Melbourne, June 9 : While Internet and emails may be boosting co-ordination among workers in an organisation, but on the flip side, they are also increasingly making people slaves to the electronic form of communication and offices less efficient, says an email consultant.
Email Management Solutions managing director Sharon MacNevin said that there is 40 per cent increase in email use per year since 1996.
''It has grown wild and out of control. Searching for emails can be one of the biggest time wasters,'' Theage.com.au quoted Ms MacNevin, as saying.
Email Management Solutions is a consulting firm that trains businesses on the best ways to reducing time checking inboxes and using workers' time more effectively in the office.
It has found that on an average, an employee spends 14.5 hours a week reading and responding to email.
''That is over two hours a day just reading and replying to your emails,'' said MacNevin.
She further added that workers were not ''time managing'' now. She pointed out that before the introduction of email, employees would collect the daily mail from their pigeonhole, and may be the morning mail used to contain internal memos. ''You sorted thorough that mail, worked out what was the priority and what was not important. That was effective management of communication, and we did it well,'' she said.
Also, she said that memos were written in a concise way, so that everyone understood it, unlike today's wayward use of email.
''You were told the style of the memo was all about, and it was part of your induction program. There are few protocols as to how you stylise your email, on what you can say. There are email policies about language and no sexual intonations,'' she said.

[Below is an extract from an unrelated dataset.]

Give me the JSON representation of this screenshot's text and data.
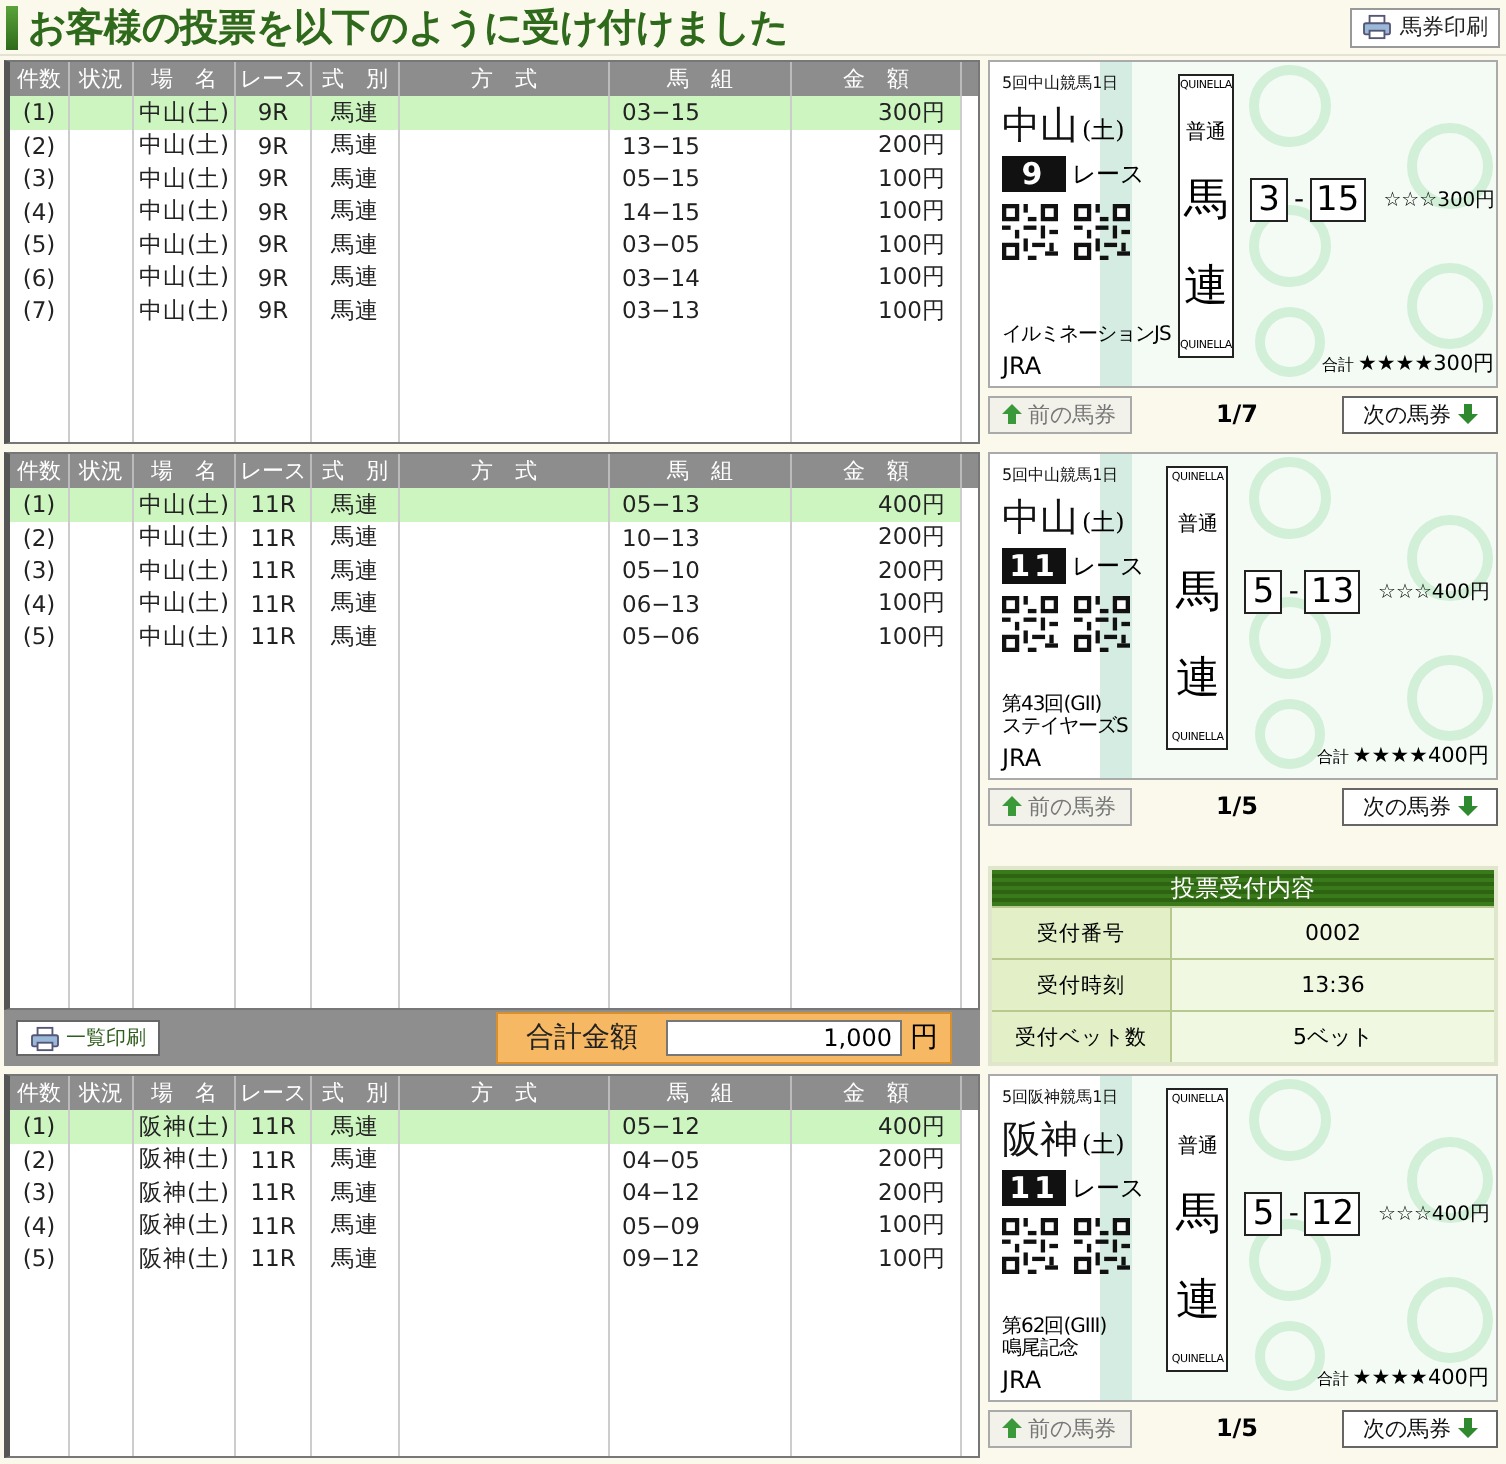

She even pointed to the culture of 'NRN' - No Reply Necessary - on the sent email, in order to avoid replying a 'thanks' via email.
''NRN gives the person the right not to send a message they got it or not to acknowledge it. You would never go into the tea-room and say thanks to 20 people for the email, would you? Or send a thanks for a memo'' she said.
Also keeping a regular check on a worker's email breaks down time management skills and reduces a worker's productivity.
''If you go from the work at hand and see a little pop up that says you have a new email, you are more than likely going to get trapped and you'll be in the email cycle. It could take up to a good 20 minutes before you get back to the same point in concentration you were at with the work beforehand," she said.